Maréchal cent ans plus tard ?

On commence pourtant à parler de à lancer une opération visant à faire obtenir aujourd’hui le bâton au général. Cela serait un événement atypique : une dignité accordée par un pays cent ans après les actions qui la justifieraient et soixante quatorze ans après la mort du récipiendaire ! Du jamais vu, mais pourquoi pas ? Imaginons l’assemblée nationale d’aujourd’hui, dont aucun membre n’a certainement jamais entendu parler de Castelnau décréter que, suivant la formule préalable, ’Edouard de Castelnau avait bien mérité de la patrie » et du coup décider dans la foulée de l’élever à la dignité de maréchal de France ! Il succéderait ainsi au général Koenig, fait maréchal de France en 1984 par François Mitterrand quatorze ans après sa mort.
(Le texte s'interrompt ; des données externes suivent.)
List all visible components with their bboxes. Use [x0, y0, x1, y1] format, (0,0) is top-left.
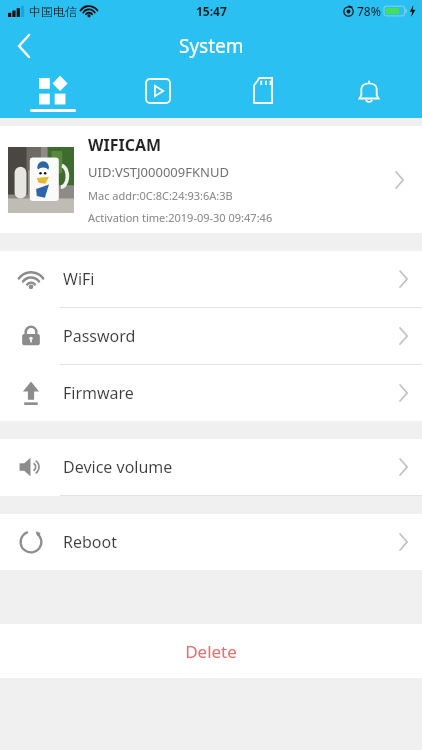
button[interactable]: WIFICAM [0, 126, 422, 233]
staticText: WiFi [63, 268, 399, 290]
staticText: System [179, 33, 244, 59]
staticText: Password [63, 325, 399, 347]
button[interactable]: Delete [0, 624, 422, 678]
button[interactable]: Device volume [0, 439, 422, 495]
staticText: Firmware [63, 382, 399, 404]
staticText: Delete [185, 640, 237, 663]
staticText: Activation time:2019-09-30 09:47:46 [88, 210, 273, 225]
button[interactable]: Devices [0, 70, 105, 118]
button[interactable]: Back [0, 22, 48, 70]
button[interactable]: Videos [105, 70, 210, 118]
staticText: Reboot [63, 531, 399, 553]
staticText: Device volume [63, 456, 399, 478]
staticText: Mac addr:0C:8C:24:93:6A:3B [88, 188, 233, 203]
staticText: 15:47 [196, 3, 227, 19]
button[interactable]: Firmware [0, 365, 422, 421]
staticText: UID:VSTJ000009FKNUD [88, 163, 229, 181]
button[interactable]: Password [0, 308, 422, 364]
button[interactable]: WiFi [0, 251, 422, 307]
button[interactable]: Reboot [0, 514, 422, 570]
staticText: 中国电信 [29, 4, 77, 19]
button[interactable]: Alerts [316, 70, 422, 118]
button[interactable]: Storage [210, 70, 316, 118]
staticText: 78% [357, 3, 381, 19]
staticText: WIFICAM [88, 134, 162, 156]
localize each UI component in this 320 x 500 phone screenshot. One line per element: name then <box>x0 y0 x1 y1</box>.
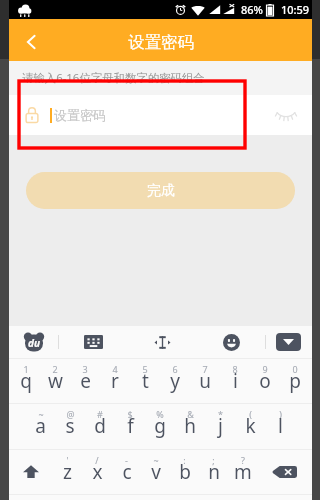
staticText: h <box>184 413 196 439</box>
staticText: l <box>278 413 283 439</box>
button[interactable]: ' <box>52 450 82 494</box>
staticText: p <box>289 368 301 394</box>
staticText: du <box>28 336 40 350</box>
button[interactable]: * <box>205 404 235 449</box>
staticText: 86% <box>241 2 263 17</box>
button[interactable]: 2 <box>40 359 70 403</box>
button[interactable]: 0 <box>280 359 310 403</box>
staticText: r <box>111 368 119 394</box>
button[interactable]: Emoji <box>218 329 244 355</box>
staticText: 4 <box>112 363 118 375</box>
button[interactable]: 1 <box>11 359 40 403</box>
button[interactable]: - <box>112 450 141 494</box>
button[interactable]: & <box>175 404 205 449</box>
staticText: u <box>199 368 211 394</box>
button[interactable]: 6 <box>160 359 190 403</box>
button[interactable]: # <box>85 404 115 449</box>
staticText: 7 <box>202 363 208 375</box>
button[interactable]: $ <box>115 404 145 449</box>
button[interactable]: 4 <box>100 359 130 403</box>
staticText: 完成 <box>147 182 175 200</box>
staticText: ) <box>279 408 282 420</box>
button[interactable]: 3 <box>70 359 100 403</box>
staticText: / <box>95 454 99 466</box>
staticText: w <box>48 368 63 394</box>
staticText: ' <box>66 454 69 466</box>
staticText: $ <box>127 408 133 420</box>
staticText: 设置密码 <box>128 32 194 53</box>
staticText: ~ <box>153 454 159 466</box>
staticText: e <box>80 368 91 394</box>
staticText: : <box>183 454 186 466</box>
staticText: @ <box>66 408 75 420</box>
button[interactable]: @ <box>55 404 85 449</box>
button[interactable]: Show password <box>271 100 301 130</box>
staticText: q <box>20 368 32 394</box>
button[interactable]: 8 <box>220 359 250 403</box>
staticText: 设置密码 <box>54 107 106 123</box>
staticText: d <box>94 413 106 439</box>
staticText: 5 <box>142 363 148 375</box>
button[interactable]: ? <box>228 450 257 494</box>
staticText: ; <box>212 454 215 466</box>
staticText: k <box>245 413 256 439</box>
staticText: * <box>218 408 223 420</box>
button[interactable]: 9 <box>250 359 280 403</box>
staticText: t <box>142 368 149 394</box>
staticText: a <box>35 413 46 439</box>
staticText: i <box>233 368 238 394</box>
staticText: b <box>179 459 191 485</box>
button[interactable]: ) <box>265 404 295 449</box>
staticText: n <box>208 459 220 485</box>
button[interactable]: % <box>145 404 175 449</box>
button[interactable]: Backspace <box>257 450 312 494</box>
staticText: % <box>156 408 164 420</box>
button[interactable]: Hide keyboard <box>276 333 301 351</box>
button[interactable]: Baidu input <box>22 330 46 354</box>
staticText: m <box>234 459 252 485</box>
staticText: g <box>154 413 166 439</box>
staticText: 0 <box>292 363 298 375</box>
staticText: 6 <box>172 363 178 375</box>
button[interactable]: ~ <box>141 450 170 494</box>
staticText: 2 <box>52 363 58 375</box>
button[interactable]: Move cursor <box>149 329 175 355</box>
staticText: 请输入6-16位字母和数字的密码组合 <box>22 70 205 86</box>
button[interactable]: 完成 <box>26 172 295 209</box>
staticText: 9 <box>262 363 268 375</box>
button[interactable]: Back <box>9 19 51 61</box>
staticText: x <box>92 459 103 485</box>
staticText: v <box>151 459 161 485</box>
staticText: c <box>122 459 132 485</box>
staticText: s <box>65 413 75 439</box>
staticText: y <box>170 368 180 394</box>
staticText: 10:59 <box>281 2 310 17</box>
button[interactable]: : <box>170 450 199 494</box>
staticText: f <box>127 413 134 439</box>
button[interactable]: ~ <box>26 404 55 449</box>
staticText: & <box>187 408 194 420</box>
staticText: ( <box>249 408 252 420</box>
button[interactable]: / <box>82 450 112 494</box>
staticText: ~ <box>38 408 44 420</box>
staticText: ? <box>241 454 245 466</box>
staticText: # <box>97 408 103 420</box>
button[interactable]: 5 <box>130 359 160 403</box>
button[interactable]: 7 <box>190 359 220 403</box>
staticText: 3 <box>82 363 88 375</box>
staticText: z <box>63 459 72 485</box>
button[interactable]: ( <box>235 404 265 449</box>
staticText: o <box>259 368 271 394</box>
button[interactable]: Keyboard layout <box>80 329 106 355</box>
button[interactable]: ; <box>199 450 228 494</box>
button[interactable]: Shift <box>9 450 52 494</box>
staticText: 8 <box>232 363 238 375</box>
staticText: j <box>218 413 223 439</box>
staticText: - <box>125 454 128 466</box>
staticText: 1 <box>23 363 29 375</box>
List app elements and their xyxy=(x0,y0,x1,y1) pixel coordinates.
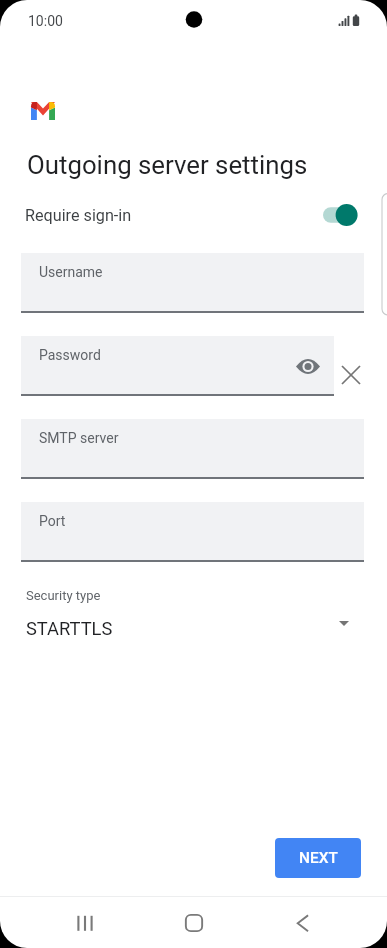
staticText: Outgoing server settings xyxy=(27,150,308,180)
button[interactable]: NEXT xyxy=(275,838,361,878)
staticText: Security type xyxy=(26,588,101,603)
staticText: Require sign-in xyxy=(25,206,132,225)
button[interactable]: SMTP server xyxy=(21,419,364,479)
staticText: STARTTLS xyxy=(26,618,113,639)
button[interactable]: Username xyxy=(21,253,364,313)
staticText: SMTP server xyxy=(39,430,119,446)
button[interactable]: Password xyxy=(21,336,334,396)
button[interactable] xyxy=(323,200,363,230)
button[interactable]: Back xyxy=(278,898,326,948)
button[interactable]: Show password xyxy=(291,354,325,378)
staticText: NEXT xyxy=(299,849,338,867)
button[interactable]: Require sign-in xyxy=(0,197,387,233)
button[interactable]: STARTTLS xyxy=(0,612,387,644)
staticText: Password xyxy=(39,347,101,363)
staticText: 10:00 xyxy=(28,13,63,29)
staticText: Port xyxy=(39,513,66,529)
button[interactable]: Open dropdown xyxy=(331,610,357,636)
button[interactable]: Recent apps xyxy=(61,898,109,948)
staticText: Username xyxy=(39,264,103,280)
button[interactable]: Home xyxy=(170,898,218,948)
button[interactable]: Clear xyxy=(332,356,369,393)
button[interactable]: Port xyxy=(21,502,364,562)
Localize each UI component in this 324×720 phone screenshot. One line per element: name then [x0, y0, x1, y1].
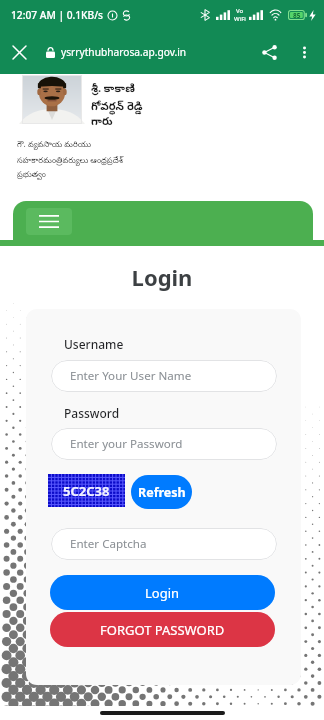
button[interactable]: FORGOT PASSWORD: [50, 612, 275, 647]
staticText: Login: [145, 584, 180, 602]
button[interactable]: Enter Captcha: [51, 528, 277, 560]
button[interactable]: Refresh: [131, 475, 192, 509]
staticText: ysrrythubharosa.ap.gov.in: [61, 45, 187, 59]
button[interactable]: Enter your Password: [51, 428, 277, 460]
button[interactable]: Enter Your User Name: [51, 360, 277, 392]
staticText: Vo: [236, 7, 244, 15]
staticText: 5C2C38: [63, 482, 110, 500]
button[interactable]: Share: [251, 34, 287, 70]
staticText: Login: [0, 262, 324, 292]
staticText: WiFi: [234, 15, 246, 23]
staticText: Refresh: [138, 484, 186, 501]
staticText: గౌ. వ్యవసాయ మరియు సహకారమంత్రివర్యులు ఆంధ…: [17, 138, 123, 181]
staticText: 12:07 AM | 0.1KB/s: [11, 8, 104, 22]
staticText: Enter your Password: [70, 436, 183, 452]
staticText: Password: [64, 405, 120, 421]
staticText: శ్రీ. కాకాణి గోవర్ధన్ రెడ్డి గారు: [91, 80, 143, 131]
button[interactable]: Menu: [26, 208, 72, 235]
staticText: Enter Your User Name: [70, 368, 192, 384]
staticText: Enter Captcha: [70, 536, 147, 552]
staticText: Username: [64, 336, 124, 352]
button[interactable]: More options: [287, 35, 321, 69]
button[interactable]: Close tab: [0, 33, 38, 71]
staticText: 85: [293, 11, 301, 20]
staticText: FORGOT PASSWORD: [100, 621, 225, 639]
button[interactable]: Login: [50, 575, 275, 610]
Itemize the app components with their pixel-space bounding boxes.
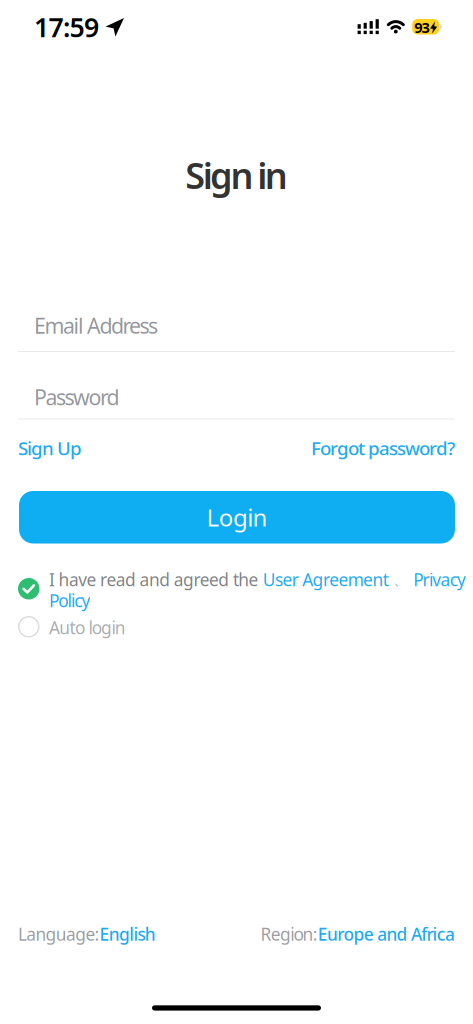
button[interactable]: English [100,922,156,946]
staticText: Login [207,501,267,533]
staticText: I have read and agreed the [49,568,263,591]
staticText: Policy [49,589,90,612]
button[interactable]: User Agreement [263,568,389,591]
staticText: Forgot password? [311,436,455,460]
button[interactable]: Policy [49,590,90,611]
staticText: Email Address [34,311,158,340]
staticText: 、 [389,570,413,589]
button[interactable]: Auto login [18,616,40,638]
staticText: 93 [414,18,430,37]
staticText: English [100,922,156,946]
staticText: Sign Up [18,436,82,460]
button[interactable]: Login [19,491,455,544]
staticText: Region: [261,922,318,946]
button[interactable]: Sign Up [18,437,82,459]
button[interactable]: Agree to terms [18,578,40,600]
staticText: Europe and Africa [318,922,455,946]
staticText: 17:59 [34,9,99,45]
staticText: Language: [18,922,100,946]
staticText: Sign in [185,151,288,199]
staticText: Password [34,383,120,411]
staticText: Auto login [49,616,126,639]
staticText: Privacy [413,568,466,591]
button[interactable]: Forgot password? [311,437,455,459]
button[interactable]: Privacy [413,568,466,591]
staticText: User Agreement [263,568,389,591]
button[interactable]: Europe and Africa [318,922,455,946]
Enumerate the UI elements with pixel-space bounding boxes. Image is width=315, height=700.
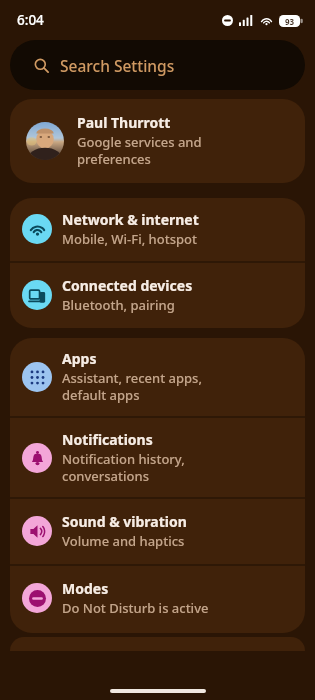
- staticText: Bluetooth, pairing: [62, 296, 175, 314]
- button[interactable]: Modes: [10, 566, 305, 633]
- staticText: Notifications: [62, 430, 153, 449]
- other: Sound and vibration: [29, 523, 46, 540]
- other: Network and internet: [29, 221, 46, 238]
- staticText: Connected devices: [62, 276, 193, 295]
- staticText: 6:04: [17, 11, 44, 29]
- other: Modes: [29, 590, 46, 607]
- staticText: Assistant, recent apps, default apps: [62, 369, 202, 404]
- other: Apps: [29, 369, 46, 386]
- staticText: Network & internet: [62, 210, 199, 229]
- other: Connected devices: [29, 287, 46, 304]
- staticText: Sound & vibration: [62, 512, 187, 531]
- staticText: Mobile, Wi-Fi, hotspot: [62, 230, 197, 248]
- staticText: Modes: [62, 579, 109, 598]
- button[interactable]: Connected devices: [10, 263, 305, 328]
- staticText: Volume and haptics: [62, 532, 185, 550]
- staticText: Search Settings: [60, 55, 175, 76]
- button[interactable]: Sound and vibration: [10, 499, 305, 564]
- button[interactable]: Notifications: [10, 418, 305, 497]
- staticText: Do Not Disturb is active: [62, 599, 209, 617]
- staticText: Google services and preferences: [77, 133, 202, 168]
- button[interactable]: Apps: [10, 338, 305, 416]
- button[interactable]: Network and internet: [10, 198, 305, 261]
- staticText: 93: [285, 16, 295, 27]
- staticText: Paul Thurrott: [77, 113, 171, 132]
- button[interactable]: Search Settings: [10, 40, 305, 90]
- staticText: Apps: [62, 349, 97, 368]
- button[interactable]: Paul Thurrott: [10, 99, 305, 183]
- other: Notifications: [29, 450, 46, 467]
- staticText: Notification history, conversations: [62, 450, 185, 485]
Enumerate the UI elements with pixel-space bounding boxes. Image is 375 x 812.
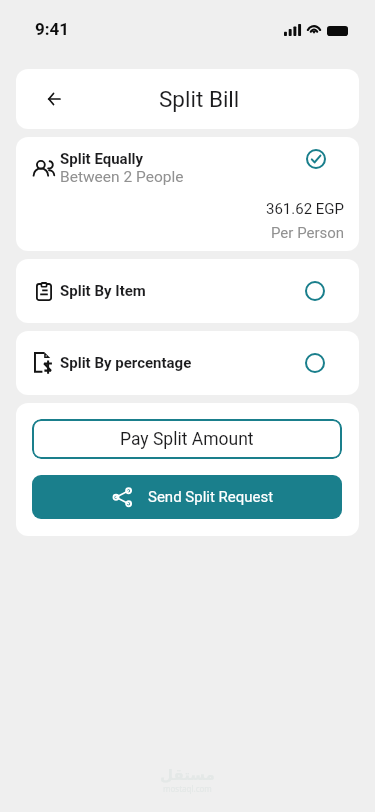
button[interactable]: Split By percentage (16, 331, 359, 395)
staticText: Split By Item (60, 282, 146, 300)
staticText: Split By percentage (60, 354, 192, 372)
staticText: Between 2 People (60, 168, 184, 186)
button[interactable]: Send Split Request (32, 475, 342, 519)
staticText: Send Split Request (148, 488, 274, 506)
staticText: 361.62 EGP (266, 200, 345, 218)
button[interactable]: Pay Split Amount (32, 419, 342, 459)
staticText: Pay Split Amount (120, 429, 254, 450)
staticText: Split Equally (60, 150, 144, 168)
staticText: مستقل (160, 766, 215, 783)
button[interactable]: Back (38, 83, 70, 115)
button[interactable]: Split By Item (16, 259, 359, 323)
staticText: mostaql.com (163, 783, 212, 794)
staticText: 9:41 (35, 19, 70, 39)
button[interactable]: Split Equally (16, 137, 359, 251)
staticText: Per Person (271, 224, 345, 242)
staticText: Split Bill (159, 86, 240, 112)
Dans la France d’aujourd’hui le président de la République est tout puissant et si ses conseillers, sensibilisés à un courant d’opinion parmi quelques politiques et personnalités dans un domaine ou un autre, lui glissaient que c’est une chose à faire …..Pour la « com. » vis à vis du monde catho et les militaires « tradis » » (il y en a beaucoup plus que l’on pense) , tout est parfois possible !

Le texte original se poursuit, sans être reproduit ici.